AI Extract Operation

What It Does

The ai_extract operation calls an LLM via OpenRouter and returns structured JSON extracted from unstructured text. The result is stored in the DataChain under the operation's key as:

{
"object": { /* extracted fields */ },
"usage": {
"promptTokens": 120,
"completionTokens": 45,
"totalTokens": 165
}
}

Source: src/modules/visual_flows/operations/ai-extract.ts


Options Schema

FieldTypeRequiredDefaultDescription
modelstringNogoogle/gemini-2.0-flash-exp:freeOpenRouter model ID
inputstringYesText to extract from.

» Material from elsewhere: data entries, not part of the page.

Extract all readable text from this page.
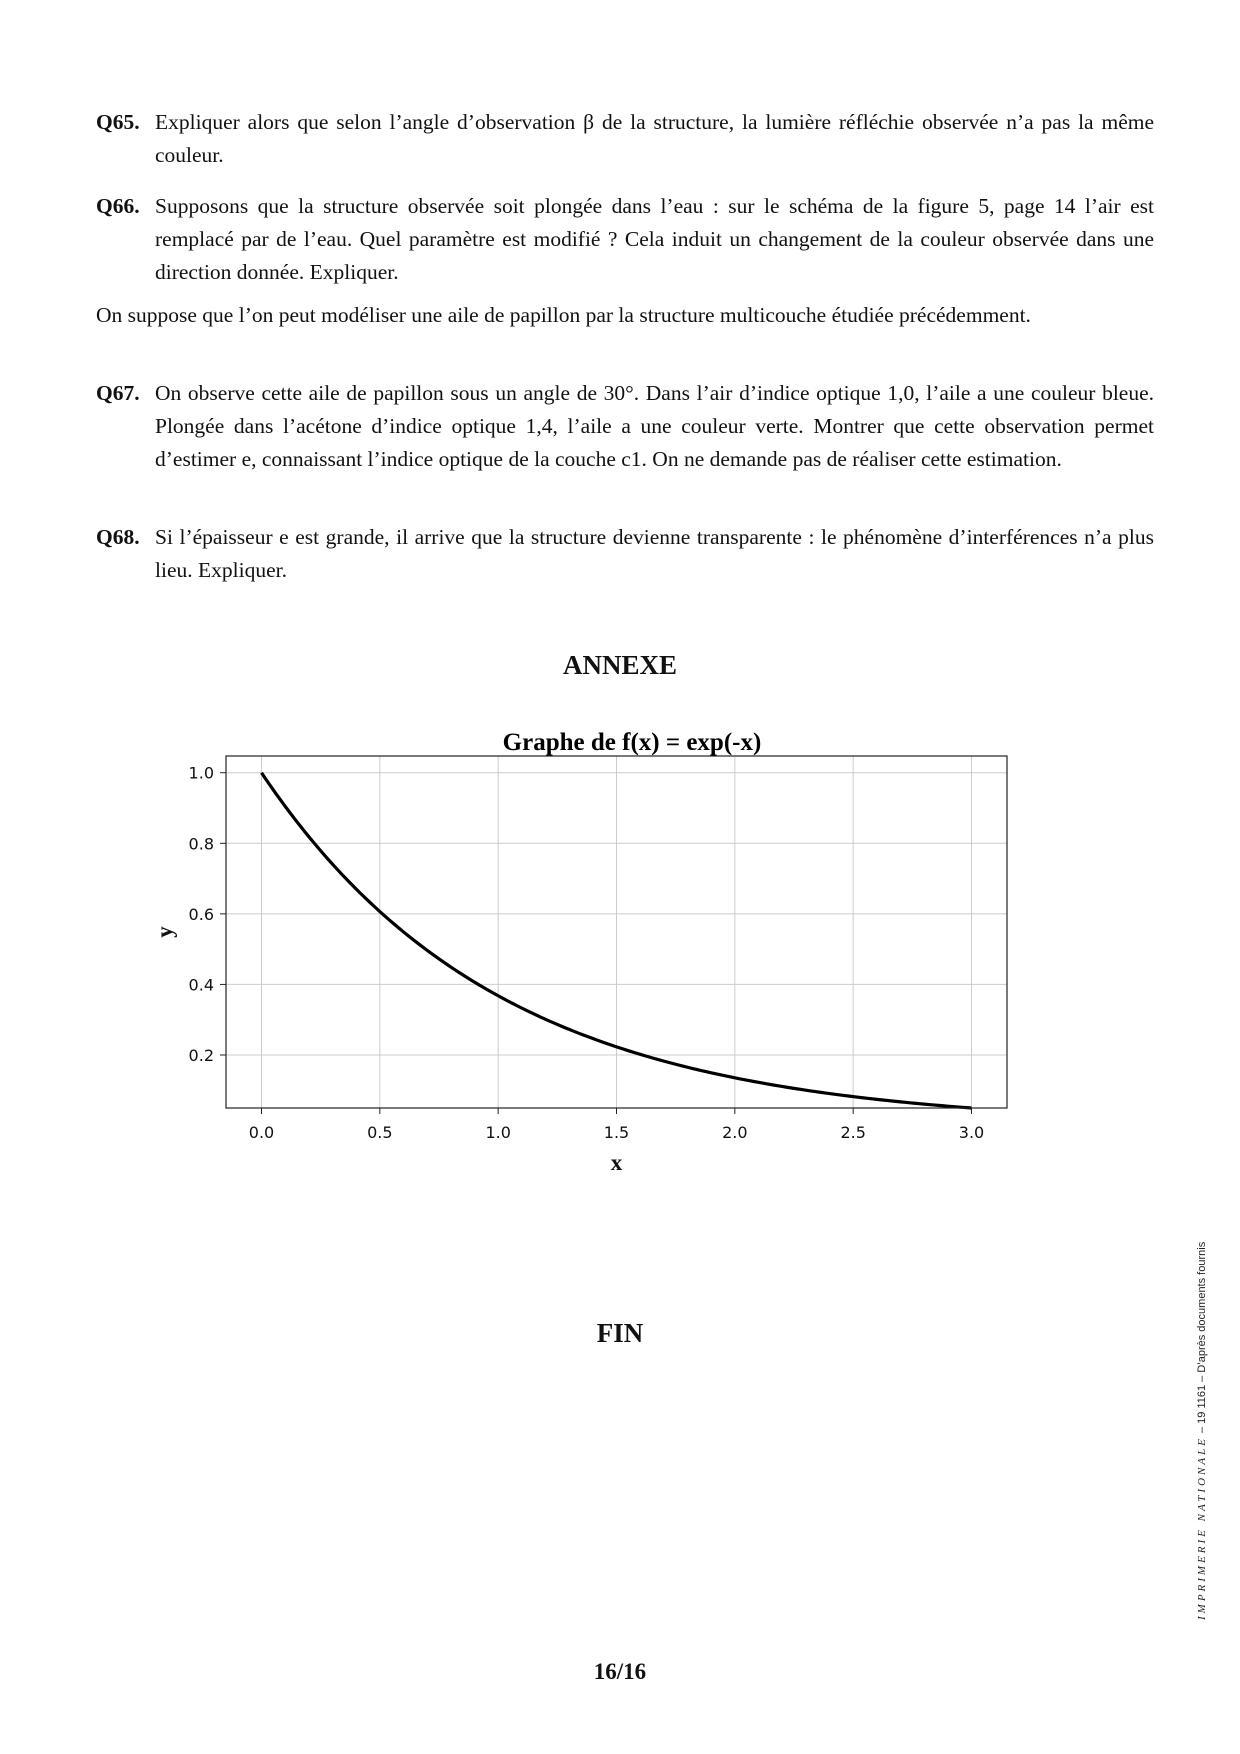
Q65. Expliquer alors que selon l’angle d’observation β de la structure, la lumière réfléchie observée n’a pas la même couleur.
Q66. Supposons que la structure observée soit plongée dans l’eau : sur le schéma de la figure 5, page 14 l’air est remplacé par de l’eau. Quel paramètre est modifié ? Cela induit un changement de la couleur observée dans une direction donnée. Expliquer.
On suppose que l’on peut modéliser une aile de papillon par la structure multicouche étudiée précédemment.
Q67. On observe cette aile de papillon sous un angle de 30°. Dans l’air d’indice optique 1,0, l’aile a une couleur bleue. Plongée dans l’acétone d’indice optique 1,4, l’aile a une couleur verte. Montrer que cette observation permet d’estimer e, connaissant l’indice optique de la couche c1. On ne demande pas de réaliser cette estimation.
Q68. Si l’épaisseur e est grande, il arrive que la structure devienne transparente : le phénomène d’interférences n’a plus lieu. Expliquer.
ANNEXE
Graphe de f(x) = exp(-x)
0.0	0.5	1.0	1.5	2.0	2.5	3.0
0.2
0.4
0.6
0.8
1.0
x
y
FIN
16/16
IMPRIMERIE NATIONALE – 19 1161 – D’après documents fournis
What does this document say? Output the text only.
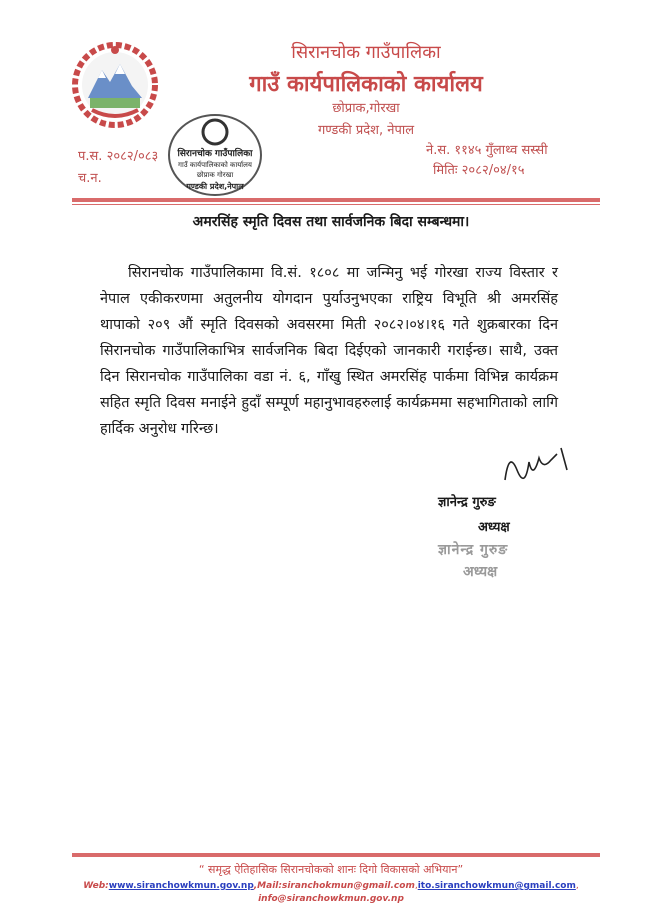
सिरानचोक गाउँपालिका
गाउँ कार्यपालिकाको कार्यालय
छोप्राक,गोरखा
गण्डकी प्रदेश, नेपाल
प.स. २०८२/०८३
च.न.
ने.स. ११४५ गुँलाथ्व सस्सी
मितिः २०८२/०४/१५
सिरानचोक गाउँपालिका
गाउँ कार्यपालिकाको कार्यालय
छोप्राक गोरखा
गण्डकी प्रदेश,नेपाल
अमरसिंह स्मृति दिवस तथा सार्वजनिक बिदा सम्बन्धमा।
सिरानचोक गाउँपालिकामा वि.सं. १८०८ मा जन्मिनु भई गोरखा राज्य विस्तार र नेपाल एकीकरणमा अतुलनीय योगदान पुर्याउनुभएका राष्ट्रिय विभूति श्री अमरसिंह थापाको २०९ औं स्मृति दिवसको अवसरमा मिती २०८२।०४।१६ गते शुक्रबारका दिन सिरानचोक गाउँपालिकाभित्र सार्वजनिक बिदा दिईएको जानकारी गराईन्छ। साथै, उक्त दिन सिरानचोक गाउँपालिका वडा नं. ६, गाँखु स्थित अमरसिंह पार्कमा विभिन्न कार्यक्रम सहित स्मृति दिवस मनाईने हुदाँ सम्पूर्ण महानुभावहरुलाई कार्यक्रममा सहभागिताको लागि हार्दिक अनुरोध गरिन्छ।
ज्ञानेन्द्र गुरुङ
अध्यक्ष
ज्ञानेन्द्र गुरुङ
अध्यक्ष
“ समृद्ध ऐतिहासिक सिरानचोकको शानः दिगो विकासको अभियान”
Web:www.siranchowkmun.gov.np,Mail:siranchokmun@gmail.com,ito.siranchowkmun@gmail.com,
info@siranchowkmun.gov.np
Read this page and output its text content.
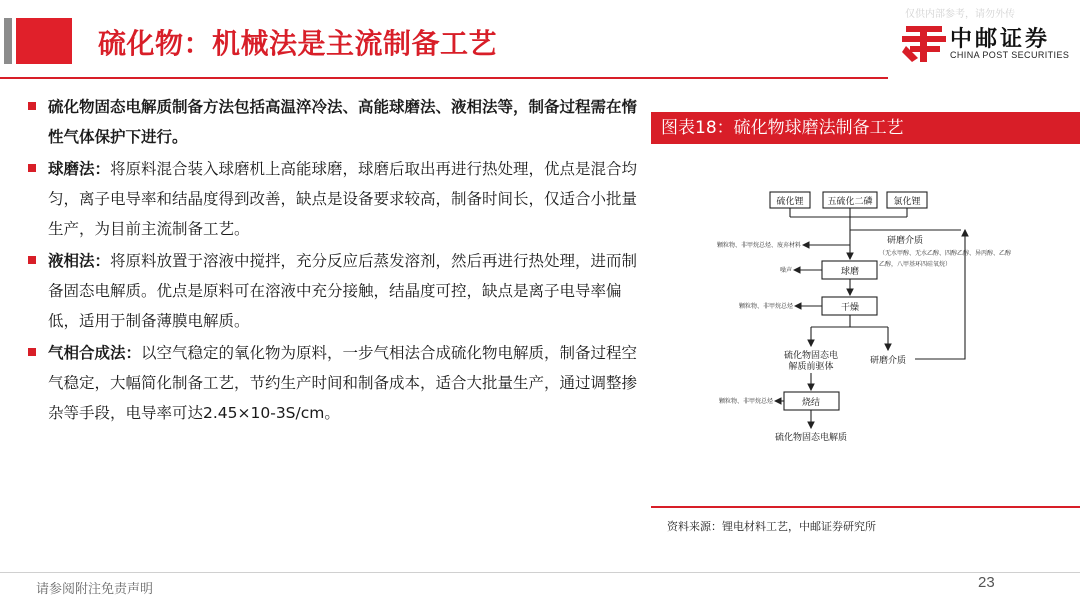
硫化物：机械法是主流制备工艺
仅供内部参考，请勿外传
中邮证券
CHINA POST SECURITIES
硫化物固态电解质制备方法包括高温淬冷法、高能球磨法、液相法等，制备过程需在惰性气体保护下进行。
球磨法：将原料混合装入球磨机上高能球磨，球磨后取出再进行热处理，优点是混合均匀，离子电导率和结晶度得到改善，缺点是设备要求较高，制备时间长，仅适合小批量生产，为目前主流制备工艺。
液相法：将原料放置于溶液中搅拌，充分反应后蒸发溶剂，然后再进行热处理，进而制备固态电解质。优点是原料可在溶液中充分接触，结晶度可控，缺点是离子电导率偏低，适用于制备薄膜电解质。
气相合成法：以空气稳定的氧化物为原料，一步气相法合成硫化物电解质，制备过程空气稳定，大幅简化制备工艺，节约生产时间和制备成本，适合大批量生产，通过调整掺杂等手段，电导率可达2.45×10-3S/cm。
图表18：硫化物球磨法制备工艺
硫化锂	五硫化二磷 氯化锂
研磨介质
球磨
干燥
硫化物固态电
解质前驱体
研磨介质
烧结
硫化物固态电解质
（无水甲醇、无水乙醇、四醇乙醇、异丙醇、乙醇
乙醇，八甲基环四硅氧烷）
颗粒物、非甲烷总烃、废弃材料
噪声
颗粒物、非甲烷总烃
颗粒物、非甲烷总烃
资料来源：锂电材料工艺，中邮证券研究所
请参阅附注免责声明	23
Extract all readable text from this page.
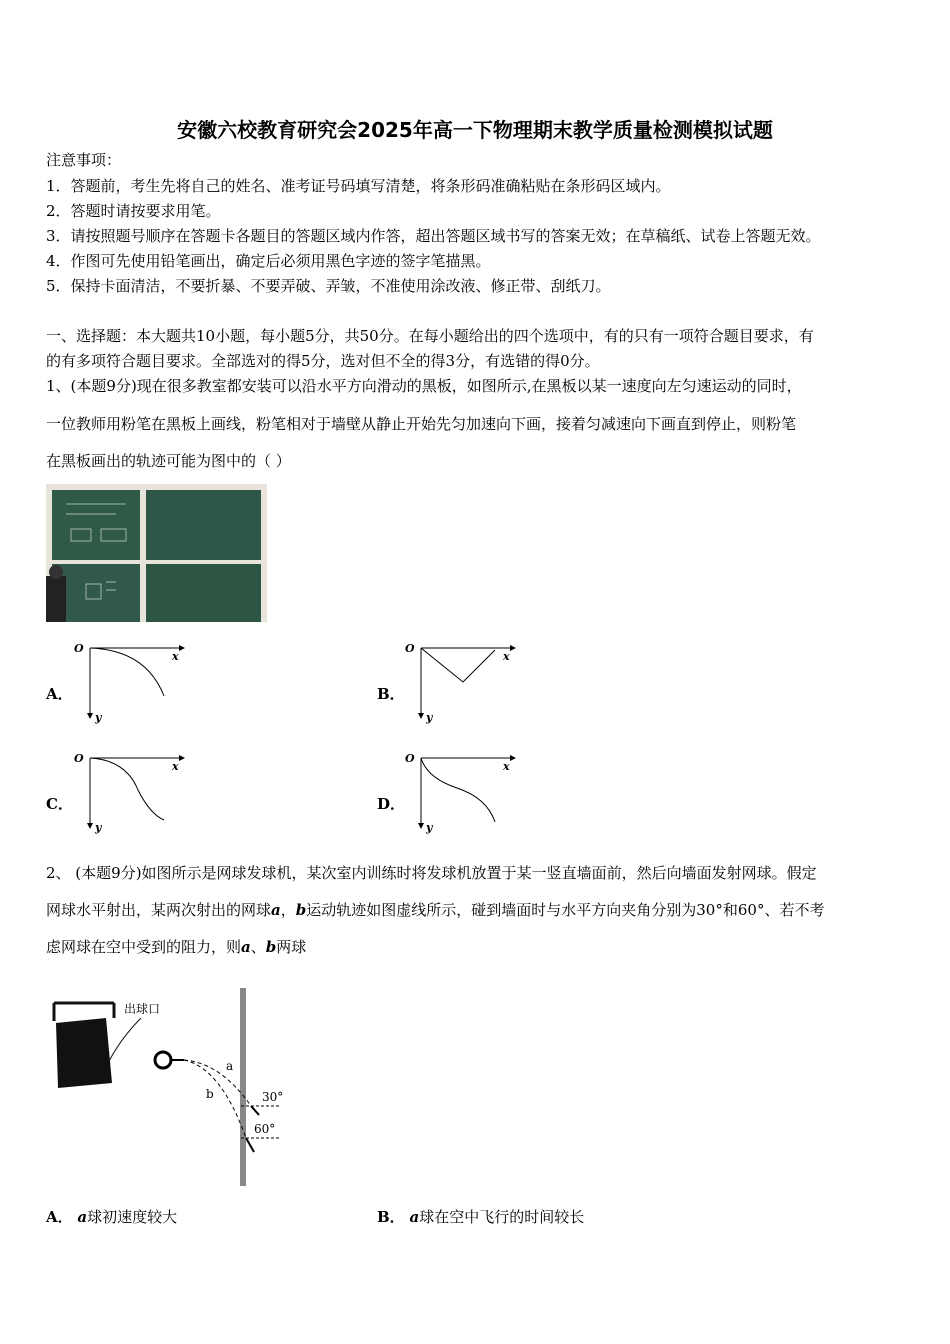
安徽六校教育研究会2025年高一下物理期末教学质量检测模拟试题
注意事项：
1．答题前，考生先将自己的姓名、准考证号码填写清楚，将条形码准确粘贴在条形码区域内。
2．答题时请按要求用笔。
3．请按照题号顺序在答题卡各题目的答题区域内作答，超出答题区域书写的答案无效；在草稿纸、试卷上答题无效。
4．作图可先使用铅笔画出，确定后必须用黑色字迹的签字笔描黑。
5．保持卡面清洁，不要折暴、不要弄破、弄皱，不准使用涂改液、修正带、刮纸刀。
一、选择题：本大题共10小题，每小题5分，共50分。在每小题给出的四个选项中，有的只有一项符合题目要求，有
的有多项符合题目要求。全部选对的得5分，选对但不全的得3分，有选错的得0分。
1、(本题9分)现在很多教室都安装可以沿水平方向滑动的黑板，如图所示,在黑板以某一速度向左匀速运动的同时，
一位教师用粉笔在黑板上画线，粉笔相对于墙壁从静止开始先匀加速向下画，接着匀减速向下画直到停止，则粉笔
在黑板画出的轨迹可能为图中的（ ）
2、 (本题9分)如图所示是网球发球机，某次室内训练时将发球机放置于某一竖直墙面前，然后向墙面发射网球。假定
网球水平射出，某两次射出的网球a，b运动轨迹如图虚线所示，碰到墙面时与水平方向夹角分别为30°和60°、若不考
虑网球在空中受到的阻力，则a、b两球
出球口
a
b	30°
60°
A． a球初速度较大	B． a球在空中飞行的时间较长
A．
O
x
y
B．
O
x
y
C．
O
x
y
D．
O
x
y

Supports {{ variable }} interpolation
system_promptstringNoInstructions to the LLM for how to extract
schema_fieldsSchemaField[]YesFields to extract (see below)
fallback_on_errorbooleanNofalseReturn {} instead of failing the flow on LLM error

SchemaField

interface SchemaField {
name: string;
type: "string" | "number" | "boolean" | "enum" | "array" | "object";
description?: string;
enumValues?: string[]; // Required when type = "enum"
required?: boolean;
}

Implementation Notes

  • Uses generateText() (not generateObject()) for maximum compatibility across all OpenRouter models.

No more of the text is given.